The Wimbledon tennis tournament had the foresight to buy around £1.5 million (US$1.9 million) per year in pandemic insurance following the SARS outbreak in 2003, said GlobalData in a recent bulletin.
Paying out roughly £25.5 million (US$31.7 million) in premiums over that 17-year period, Wimbledon is set to receive an insurance payout of around £114 million (US$142 million) for this year’s cancelled tournament, “making it a very sensible investment,” said Ben Carey-Evans, insurance analyst at GlobalData, the London-based platform that provides data analytics and expert analysis about the world’s largest industries.
As a result, Carey-Evans said, Wimbledon is “one step ahead of most businesses by having insurance in place for current events.”
“Reputable sporting events, such as the Premier League and The Open [golf tournament], have been cancelled or postponed, causing the organizers to lose a lot of their investment,” he said.
“This unprecedented disruption to events caused by COVID-19, and the significant pay-out to Wimbledon will surely see all event organizers around the world look to invest in this product in the future, he added.

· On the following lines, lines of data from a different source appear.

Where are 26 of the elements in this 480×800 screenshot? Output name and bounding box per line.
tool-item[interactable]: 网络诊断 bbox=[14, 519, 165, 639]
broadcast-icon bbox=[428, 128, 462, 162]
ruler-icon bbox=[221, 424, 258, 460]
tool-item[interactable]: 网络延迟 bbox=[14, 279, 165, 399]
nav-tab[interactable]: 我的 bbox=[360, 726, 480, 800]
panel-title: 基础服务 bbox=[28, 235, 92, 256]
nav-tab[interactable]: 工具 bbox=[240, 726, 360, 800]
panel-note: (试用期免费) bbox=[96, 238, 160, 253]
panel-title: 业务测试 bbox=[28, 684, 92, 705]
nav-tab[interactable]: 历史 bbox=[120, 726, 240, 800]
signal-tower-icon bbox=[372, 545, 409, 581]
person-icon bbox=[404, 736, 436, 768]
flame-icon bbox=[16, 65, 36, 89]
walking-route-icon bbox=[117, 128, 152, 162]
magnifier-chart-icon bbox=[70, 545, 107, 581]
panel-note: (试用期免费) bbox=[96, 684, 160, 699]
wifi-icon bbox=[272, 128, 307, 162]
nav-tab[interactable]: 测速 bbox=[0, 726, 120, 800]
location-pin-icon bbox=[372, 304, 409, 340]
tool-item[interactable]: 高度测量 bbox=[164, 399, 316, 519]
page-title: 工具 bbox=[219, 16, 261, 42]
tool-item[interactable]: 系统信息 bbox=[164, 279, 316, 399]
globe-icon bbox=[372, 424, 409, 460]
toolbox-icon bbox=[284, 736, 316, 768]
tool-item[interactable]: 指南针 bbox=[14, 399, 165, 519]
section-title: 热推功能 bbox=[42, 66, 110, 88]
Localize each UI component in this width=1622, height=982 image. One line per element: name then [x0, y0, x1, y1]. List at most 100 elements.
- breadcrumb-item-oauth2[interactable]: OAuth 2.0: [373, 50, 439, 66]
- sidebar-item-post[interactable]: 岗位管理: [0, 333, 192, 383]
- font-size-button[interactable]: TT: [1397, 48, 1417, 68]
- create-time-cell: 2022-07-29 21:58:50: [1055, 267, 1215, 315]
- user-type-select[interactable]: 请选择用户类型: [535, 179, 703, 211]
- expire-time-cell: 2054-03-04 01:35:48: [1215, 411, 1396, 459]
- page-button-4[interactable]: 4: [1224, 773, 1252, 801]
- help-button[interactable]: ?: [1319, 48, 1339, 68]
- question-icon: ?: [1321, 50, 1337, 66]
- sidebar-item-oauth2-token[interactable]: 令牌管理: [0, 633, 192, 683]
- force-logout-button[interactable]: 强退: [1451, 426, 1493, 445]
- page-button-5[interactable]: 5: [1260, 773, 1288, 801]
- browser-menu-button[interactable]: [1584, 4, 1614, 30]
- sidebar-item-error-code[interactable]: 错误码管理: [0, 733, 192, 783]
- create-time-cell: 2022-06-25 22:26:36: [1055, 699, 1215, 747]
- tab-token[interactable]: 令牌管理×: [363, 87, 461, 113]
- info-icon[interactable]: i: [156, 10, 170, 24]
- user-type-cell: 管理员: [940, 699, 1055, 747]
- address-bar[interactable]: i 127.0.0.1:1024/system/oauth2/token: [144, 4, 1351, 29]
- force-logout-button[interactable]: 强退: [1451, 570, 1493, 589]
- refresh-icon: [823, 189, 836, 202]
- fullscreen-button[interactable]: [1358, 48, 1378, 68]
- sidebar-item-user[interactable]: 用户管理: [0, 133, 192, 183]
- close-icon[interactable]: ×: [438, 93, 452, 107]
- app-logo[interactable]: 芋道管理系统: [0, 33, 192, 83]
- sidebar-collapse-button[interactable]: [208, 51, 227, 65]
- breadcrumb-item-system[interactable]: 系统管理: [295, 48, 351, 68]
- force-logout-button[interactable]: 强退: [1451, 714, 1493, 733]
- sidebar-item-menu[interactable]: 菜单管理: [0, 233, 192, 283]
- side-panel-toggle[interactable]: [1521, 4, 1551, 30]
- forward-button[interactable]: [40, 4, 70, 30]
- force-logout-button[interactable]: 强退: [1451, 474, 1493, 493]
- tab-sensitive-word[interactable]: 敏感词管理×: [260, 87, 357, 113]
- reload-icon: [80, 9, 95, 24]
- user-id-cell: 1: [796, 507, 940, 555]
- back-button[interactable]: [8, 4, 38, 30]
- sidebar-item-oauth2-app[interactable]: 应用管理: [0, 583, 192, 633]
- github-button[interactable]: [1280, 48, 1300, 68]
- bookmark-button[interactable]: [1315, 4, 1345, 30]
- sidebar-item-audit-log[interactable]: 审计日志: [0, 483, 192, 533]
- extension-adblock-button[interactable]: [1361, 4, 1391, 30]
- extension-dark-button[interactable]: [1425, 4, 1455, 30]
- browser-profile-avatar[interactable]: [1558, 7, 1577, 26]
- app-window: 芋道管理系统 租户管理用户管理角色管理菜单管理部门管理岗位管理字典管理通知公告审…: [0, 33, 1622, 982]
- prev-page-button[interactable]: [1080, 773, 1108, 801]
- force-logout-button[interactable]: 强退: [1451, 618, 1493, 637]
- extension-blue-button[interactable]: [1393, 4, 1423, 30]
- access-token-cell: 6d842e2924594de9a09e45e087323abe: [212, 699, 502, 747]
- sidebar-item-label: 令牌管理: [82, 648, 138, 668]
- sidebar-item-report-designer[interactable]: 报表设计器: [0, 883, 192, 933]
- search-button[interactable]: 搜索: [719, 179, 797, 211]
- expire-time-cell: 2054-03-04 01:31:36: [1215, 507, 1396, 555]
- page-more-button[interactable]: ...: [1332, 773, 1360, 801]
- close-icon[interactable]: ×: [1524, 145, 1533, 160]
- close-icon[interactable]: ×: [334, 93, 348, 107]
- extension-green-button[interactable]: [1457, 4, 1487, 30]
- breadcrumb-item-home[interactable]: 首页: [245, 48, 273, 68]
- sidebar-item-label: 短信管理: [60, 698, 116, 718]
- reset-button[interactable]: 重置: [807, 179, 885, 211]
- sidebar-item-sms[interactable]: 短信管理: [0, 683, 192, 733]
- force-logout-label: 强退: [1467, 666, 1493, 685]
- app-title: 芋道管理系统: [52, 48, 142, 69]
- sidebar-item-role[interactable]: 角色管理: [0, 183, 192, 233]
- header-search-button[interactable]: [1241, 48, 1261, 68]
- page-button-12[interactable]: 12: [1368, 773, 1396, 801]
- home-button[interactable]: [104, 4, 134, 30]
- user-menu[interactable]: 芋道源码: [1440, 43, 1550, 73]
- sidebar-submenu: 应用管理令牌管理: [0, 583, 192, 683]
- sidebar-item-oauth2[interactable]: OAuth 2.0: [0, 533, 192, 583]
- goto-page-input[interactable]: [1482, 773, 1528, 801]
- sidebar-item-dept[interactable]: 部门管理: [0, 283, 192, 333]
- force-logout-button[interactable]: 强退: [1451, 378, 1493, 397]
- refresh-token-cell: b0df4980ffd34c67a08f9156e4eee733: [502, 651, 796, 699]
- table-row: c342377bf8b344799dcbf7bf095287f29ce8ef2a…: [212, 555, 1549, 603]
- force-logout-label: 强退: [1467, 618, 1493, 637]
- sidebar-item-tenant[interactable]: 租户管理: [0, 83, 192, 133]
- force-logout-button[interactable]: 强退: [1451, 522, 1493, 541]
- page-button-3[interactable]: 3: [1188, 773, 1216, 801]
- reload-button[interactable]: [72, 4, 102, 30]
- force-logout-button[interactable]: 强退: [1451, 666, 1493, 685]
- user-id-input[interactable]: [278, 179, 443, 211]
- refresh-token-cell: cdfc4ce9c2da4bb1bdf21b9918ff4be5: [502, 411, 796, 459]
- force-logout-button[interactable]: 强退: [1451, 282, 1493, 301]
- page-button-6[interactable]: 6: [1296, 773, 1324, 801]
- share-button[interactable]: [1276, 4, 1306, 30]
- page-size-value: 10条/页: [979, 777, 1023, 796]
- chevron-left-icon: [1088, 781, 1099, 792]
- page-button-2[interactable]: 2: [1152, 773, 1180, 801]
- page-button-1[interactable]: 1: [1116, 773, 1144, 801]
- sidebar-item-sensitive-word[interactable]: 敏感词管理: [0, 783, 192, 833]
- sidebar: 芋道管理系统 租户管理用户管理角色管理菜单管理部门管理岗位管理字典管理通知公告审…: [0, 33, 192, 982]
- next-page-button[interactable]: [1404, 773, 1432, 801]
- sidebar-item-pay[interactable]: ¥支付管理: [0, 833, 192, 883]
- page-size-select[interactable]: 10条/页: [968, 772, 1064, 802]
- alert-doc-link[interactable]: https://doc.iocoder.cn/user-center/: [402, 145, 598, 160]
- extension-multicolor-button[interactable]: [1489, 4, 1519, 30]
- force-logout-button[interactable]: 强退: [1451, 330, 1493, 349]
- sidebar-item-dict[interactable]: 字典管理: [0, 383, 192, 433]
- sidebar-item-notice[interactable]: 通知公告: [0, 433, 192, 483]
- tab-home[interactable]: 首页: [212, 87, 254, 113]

“This could see pandemic insurance move from being a niche product to an essential one for sports and music organizers,” he noted.
“Insurers will face challenges in pricing premiums due to a sharp rise in popularity and the significant level of risk attached to the product.
He said data from GlobalData’s SportCal team shows that Wimbledon earns around $160 million in media rights, $151 million in sponsorship and around $52 million in ticket sales annually.
While it will save $38.7 million on prize money and more on staff wages, this still is a significant loss of income, despite the large insurance pay-out, he said.
“Insurance represents damage limitation for the competition, and it will find itself in a much stronger position than most other events in the world during this period,” he said.